Wednesday, April 1, 2009

Where Is Home?

“I am a stranger and an exile living among barbarians and pagans, because God cares for them." (St. Patrick’s Confessions)
I experienced my first airplane ride the day before my sixteenth birthday. It was not a pleasure trip; I was with my family on our way to Ecuador. We changed planes in Atlanta and then continued on to Miami where we spent the night.
Late the next night we boarded a Braniff jet (the first company to paint its aircraft in bright colors). We landed in Panama about daybreak and got out for a while to stretch our legs. Then we got back into the plane for the trip to Quito. In those days, the Quito airport was a small and modest building. The immigration officer sat at a crude desk. After a brief conversation, he would personally stamp each passport.


Soon we were in the front of the airport, several miles from the city. (Now, of course dense housing and business districts surround the airport.) My father hailed a taxi and soon we were riding on the old cobblestone covered Pan-American highway.


The sights and smells were so unfamiliar. In the center of town, the people who filled the sidewalks were dressed in clothing I had never seen before, brightly colored ponchos, strange hats and shoes made of rope. Others were cooking on the street and the fragrances of the food startled me. The buildings were older than any I had ever seen. Everyone was speaking words that I did not understand. I was now an immigrant. I was in a country where I did not belong.The first night we slept in an old adobe home near the center of town.


I awoke shortly after daybreak, hearing people laugh out in the courtyard.
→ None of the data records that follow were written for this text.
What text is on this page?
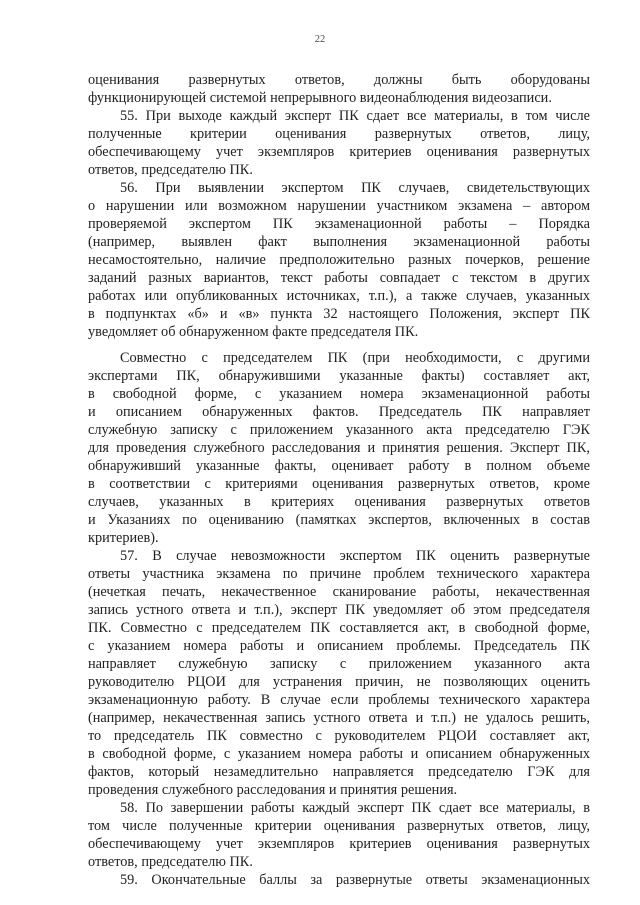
22
оценивания развернутых ответов, должны быть оборудованы
функционирующей системой непрерывного видеонаблюдения видеозаписи.
55. При выходе каждый эксперт ПК сдает все материалы, в том числе
полученные критерии оценивания развернутых ответов, лицу,
обеспечивающему учет экземпляров критериев оценивания развернутых
ответов, председателю ПК.
56. При выявлении экспертом ПК случаев, свидетельствующих
о нарушении или возможном нарушении участником экзамена – автором
проверяемой экспертом ПК экзаменационной работы – Порядка
(например, выявлен факт выполнения экзаменационной работы
несамостоятельно, наличие предположительно разных почерков, решение
заданий разных вариантов, текст работы совпадает с текстом в других
работах или опубликованных источниках, т.п.), а также случаев, указанных
в подпунктах «б» и «в» пункта 32 настоящего Положения, эксперт ПК
уведомляет об обнаруженном факте председателя ПК.
Совместно с председателем ПК (при необходимости, с другими
экспертами ПК, обнаружившими указанные факты) составляет акт,
в свободной форме, с указанием номера экзаменационной работы
и описанием обнаруженных фактов. Председатель ПК направляет
служебную записку с приложением указанного акта председателю ГЭК
для проведения служебного расследования и принятия решения. Эксперт ПК,
обнаруживший указанные факты, оценивает работу в полном объеме
в соответствии с критериями оценивания развернутых ответов, кроме
случаев, указанных в критериях оценивания развернутых ответов
и Указаниях по оцениванию (памятках экспертов, включенных в состав
критериев).
57. В случае невозможности экспертом ПК оценить развернутые
ответы участника экзамена по причине проблем технического характера
(нечеткая печать, некачественное сканирование работы, некачественная
запись устного ответа и т.п.), эксперт ПК уведомляет об этом председателя
ПК. Совместно с председателем ПК составляется акт, в свободной форме,
с указанием номера работы и описанием проблемы. Председатель ПК
направляет служебную записку с приложением указанного акта
руководителю РЦОИ для устранения причин, не позволяющих оценить
экзаменационную работу. В случае если проблемы технического характера
(например, некачественная запись устного ответа и т.п.) не удалось решить,
то председатель ПК совместно с руководителем РЦОИ составляет акт,
в свободной форме, с указанием номера работы и описанием обнаруженных
фактов, который незамедлительно направляется председателю ГЭК для
проведения служебного расследования и принятия решения.
58. По завершении работы каждый эксперт ПК сдает все материалы, в
том числе полученные критерии оценивания развернутых ответов, лицу,
обеспечивающему учет экземпляров критериев оценивания развернутых
ответов, председателю ПК.
59. Окончательные баллы за развернутые ответы экзаменационных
Several houses opened up to the same courtyard, and people were washing their faces in the cold mountain water of the fountain. I could smell coffee and freshly baked bread. Soon our host offered me papaya, some toasted bread, and the strongest but most flavorful coffee I had ever tasted.


After a few weeks of continual strange experiences, I began to experience what we now call culture shock. It is a sense of social vertigo, an intense feeling that the world is not right and that one is out-of-place.
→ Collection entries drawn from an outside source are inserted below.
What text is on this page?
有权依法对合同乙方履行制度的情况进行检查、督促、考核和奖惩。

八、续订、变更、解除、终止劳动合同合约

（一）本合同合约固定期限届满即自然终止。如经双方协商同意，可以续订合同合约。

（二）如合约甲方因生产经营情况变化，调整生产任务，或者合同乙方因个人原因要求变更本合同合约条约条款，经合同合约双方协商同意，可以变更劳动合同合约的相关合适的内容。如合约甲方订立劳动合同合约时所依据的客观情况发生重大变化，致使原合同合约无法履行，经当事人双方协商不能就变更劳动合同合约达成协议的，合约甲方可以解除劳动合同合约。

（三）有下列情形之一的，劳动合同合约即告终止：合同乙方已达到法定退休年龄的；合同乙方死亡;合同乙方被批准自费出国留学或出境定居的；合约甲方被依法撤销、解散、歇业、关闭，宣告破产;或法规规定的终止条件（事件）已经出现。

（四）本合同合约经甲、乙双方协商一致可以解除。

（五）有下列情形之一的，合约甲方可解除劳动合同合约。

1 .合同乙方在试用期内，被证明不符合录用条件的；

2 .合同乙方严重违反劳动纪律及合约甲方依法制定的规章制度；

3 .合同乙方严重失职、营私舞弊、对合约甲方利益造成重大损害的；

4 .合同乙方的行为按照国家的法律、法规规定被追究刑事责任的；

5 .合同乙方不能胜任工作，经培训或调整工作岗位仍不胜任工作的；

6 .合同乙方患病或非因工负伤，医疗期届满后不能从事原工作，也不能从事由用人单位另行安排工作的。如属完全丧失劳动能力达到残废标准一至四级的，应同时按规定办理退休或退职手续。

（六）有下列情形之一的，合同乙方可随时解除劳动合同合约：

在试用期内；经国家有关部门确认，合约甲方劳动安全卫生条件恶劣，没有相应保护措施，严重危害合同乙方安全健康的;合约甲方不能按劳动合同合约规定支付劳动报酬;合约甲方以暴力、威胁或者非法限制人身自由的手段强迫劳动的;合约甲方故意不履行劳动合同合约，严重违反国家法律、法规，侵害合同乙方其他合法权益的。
In the grip of culture shock, one begins to feel a profound longing for home. That is what happened to me. I longed for the Appalachian mountains and for familiar sounds, smells and foods. I dreamed of home. I cried myself to sleep thinking about home. My mind recreated West Virginia as a mystical, Garden of Eden sort of sanctuary. If only I could get back there, all would be well.
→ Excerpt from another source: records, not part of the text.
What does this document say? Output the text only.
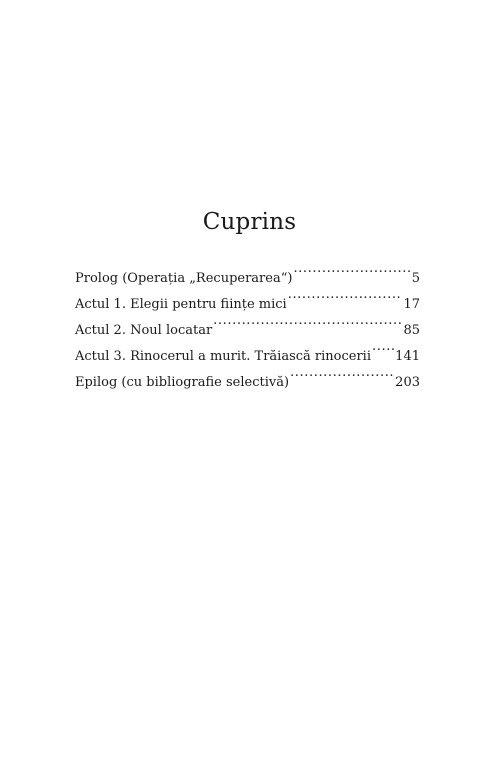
Cuprins
Prolog (Operația „Recuperarea“) .....	5
Actul 1. Elegii pentru ființe mici .....	17
Actul 2. Noul locatar .....	85
Actul 3. Rinocerul a murit. Trăiască rinocerii ..... 141
Epilog (cu bibliografie selectivă) .....	203
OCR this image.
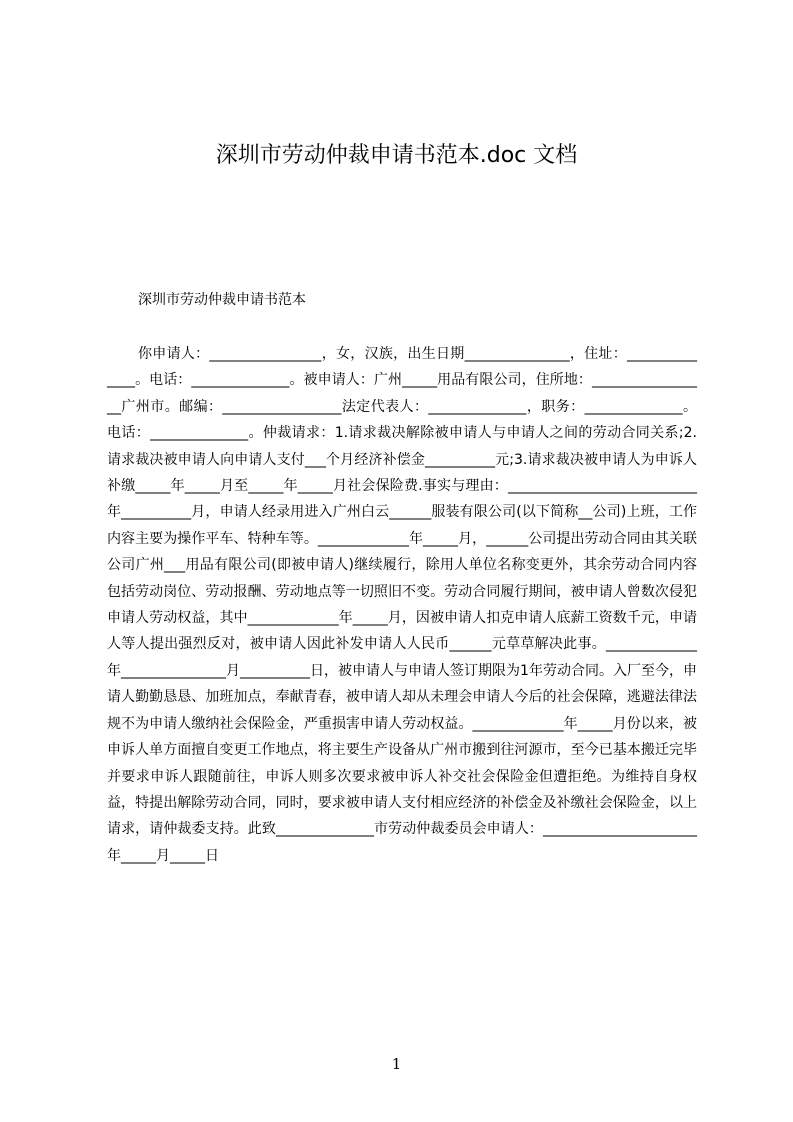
深圳市劳动仲裁申请书范本.doc 文档
深圳市劳动仲裁申请书范本

你申请人：________________，女，汉族，出生日期_______________，住址：______________。电话：______________。被申请人：广州_____用品有限公司，住所地：_________________广州市。邮编：_________________法定代表人：______________，职务：______________。电话：______________。仲裁请求：1.请求裁决解除被申请人与申请人之间的劳动合同关系;2.请求裁决被申请人向申请人支付___个月经济补偿金__________元;3.请求裁决被申请人为申诉人补缴_____年_____月至_____年_____月社会保险费.事实与理由：___________________________年__________月，申请人经录用进入广州白云______服装有限公司(以下简称__公司)上班，工作内容主要为操作平车、特种车等。_____________年_____月，______公司提出劳动合同由其关联公司广州___用品有限公司(即被申请人)继续履行，除用人单位名称变更外，其余劳动合同内容包括劳动岗位、劳动报酬、劳动地点等一切照旧不变。劳动合同履行期间，被申请人曾数次侵犯申请人劳动权益，其中_____________年_____月，因被申请人扣克申请人底薪工资数千元，申请人等人提出强烈反对，被申请人因此补发申请人人民币______元草草解决此事。_____________年_______________月__________日，被申请人与申请人签订期限为1年劳动合同。入厂至今，申请人勤勤恳恳、加班加点，奉献青春，被申请人却从未理会申请人今后的社会保障，逃避法律法规不为申请人缴纳社会保险金，严重损害申请人劳动权益。_____________年_____月份以来，被申诉人单方面擅自变更工作地点，将主要生产设备从广州市搬到往河源市，至今已基本搬迁完毕并要求申诉人跟随前往，申诉人则多次要求被申诉人补交社会保险金但遭拒绝。为维持自身权益，特提出解除劳动合同，同时，要求被申请人支付相应经济的补偿金及补缴社会保险金，以上请求，请仲裁委支持。此致______________市劳动仲裁委员会申请人：______________________年_____月_____日

1
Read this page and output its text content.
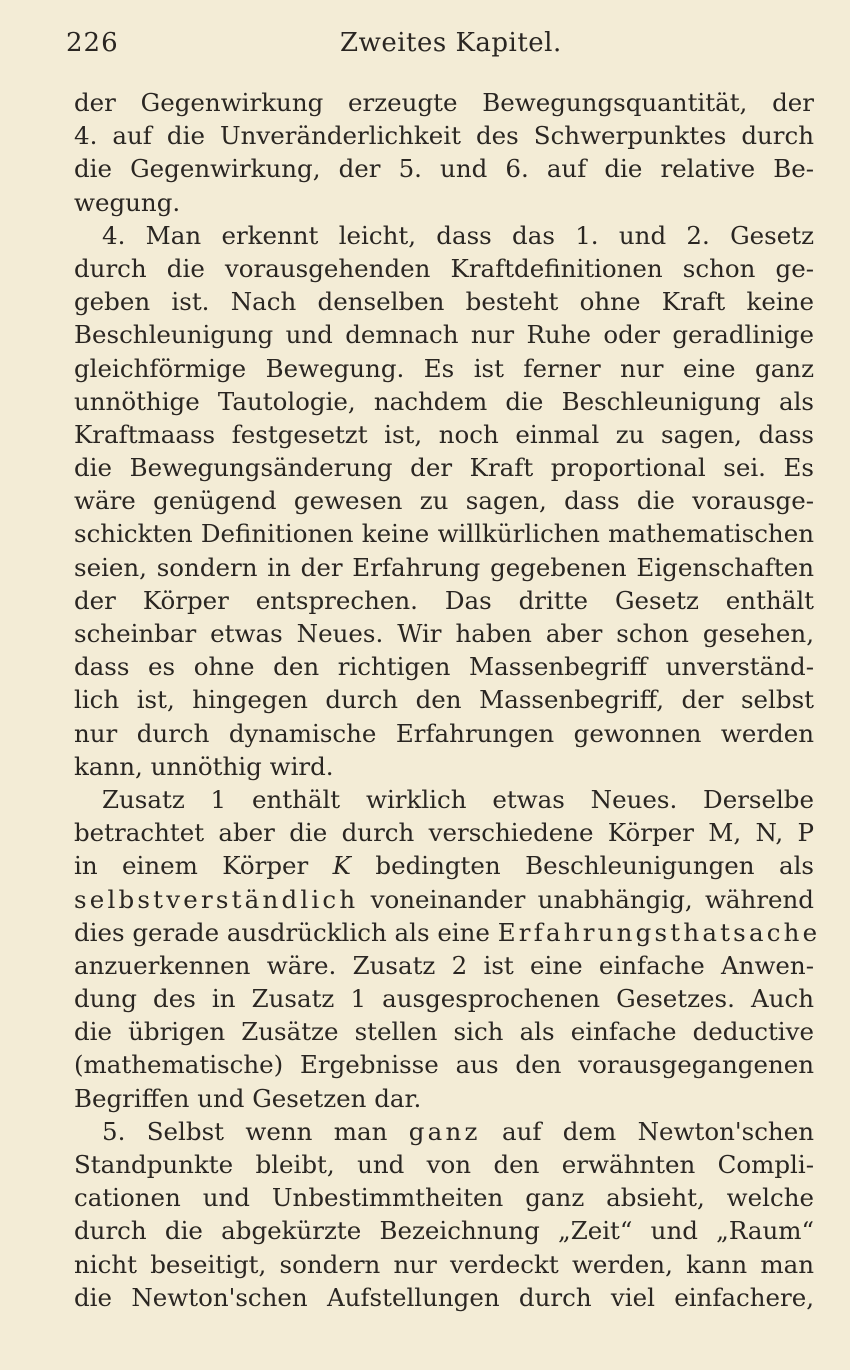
226	Zweites Kapitel.
der Gegenwirkung erzeugte Bewegungsquantität, der
4. auf die Unveränderlichkeit des Schwerpunktes durch
die Gegenwirkung, der 5. und 6. auf die relative Be-
wegung.
4. Man erkennt leicht, dass das 1. und 2. Gesetz
durch die vorausgehenden Kraftdefinitionen schon ge-
geben ist. Nach denselben besteht ohne Kraft keine
Beschleunigung und demnach nur Ruhe oder geradlinige
gleichförmige Bewegung. Es ist ferner nur eine ganz
unnöthige Tautologie, nachdem die Beschleunigung als
Kraftmaass festgesetzt ist, noch einmal zu sagen, dass
die Bewegungsänderung der Kraft proportional sei. Es
wäre genügend gewesen zu sagen, dass die vorausge-
schickten Definitionen keine willkürlichen mathematischen
seien, sondern in der Erfahrung gegebenen Eigenschaften
der Körper entsprechen. Das dritte Gesetz enthält
scheinbar etwas Neues. Wir haben aber schon gesehen,
dass es ohne den richtigen Massenbegriff unverständ-
lich ist, hingegen durch den Massenbegriff, der selbst
nur durch dynamische Erfahrungen gewonnen werden
kann, unnöthig wird.
Zusatz 1 enthält wirklich etwas Neues. Derselbe
betrachtet aber die durch verschiedene Körper M, N, P
in einem Körper K bedingten Beschleunigungen als
selbstverständlich voneinander unabhängig, während
dies gerade ausdrücklich als eine Erfahrungsthatsache
anzuerkennen wäre. Zusatz 2 ist eine einfache Anwen-
dung des in Zusatz 1 ausgesprochenen Gesetzes. Auch
die übrigen Zusätze stellen sich als einfache deductive
(mathematische) Ergebnisse aus den vorausgegangenen
Begriffen und Gesetzen dar.
5. Selbst wenn man ganz auf dem Newton'schen
Standpunkte bleibt, und von den erwähnten Compli-
cationen und Unbestimmtheiten ganz absieht, welche
durch die abgekürzte Bezeichnung „Zeit“ und „Raum“
nicht beseitigt, sondern nur verdeckt werden, kann man
die Newton'schen Aufstellungen durch viel einfachere,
I have been back to West Virginia many times since those days. I even lived there for a brief time.


While I still love my boyhood home, it is no longer home. Alas, I have never quite recaptured the same sense of belonging anywhere I have lived. I have liked in Nashville longer that anywhere else; but in a sense, Quito is home, Montreal is home, and Phoenix is home. I left a part of myself in each city, and each city gave me something new. However, when in any of them, I long for things I experience in the others.


Both St. Patrick and St. Augustine speak of this sense of homesickness and dislocation.


“Why is the heart of the Christian heavy?” Augustine asks in his Confessions, “it is because he is a pilgrim and seeks his own country.”


Like me, Patrick also experienced a traumatic dislocation on his sixteenth birthday. One day he was playing in the fields beside his father’s house; the next day he was in a boat in chains, traveling to Ireland. He hated Ireland every day he was there and prayed constantly for his release.


When God finally answered his prayer, how he rejoiced to be going home! But home was no longer home.


After a while, a voice came in the night, calling him back to Ireland. When we think of Patrick, we can only think of Ireland. Late in life, he writes the Roman churchmen, lamenting that “you mock us for our backwardness and ignorance because we are Irish but I remind you that we are the children of God.” He no longer thinks of himself as an outsider. He has become a defender and advocate for the people and the nation that he once despised. As we mature, a Christian begins to realize that “here we have no continuing city but we seek one to come.”


We love our country; we love our birthplace.


However, the people who once filled those landscapes with laughter slowly slip into eternity. The places they once occupied become like picture albums on our coffee tables: reminders of what once was. As this happens, our grasp of a geographical place as sanctuary loosens its grip.


We begin to find our sense of home in God, in the work He has given us to do, and in the people that He has given us to love and serve.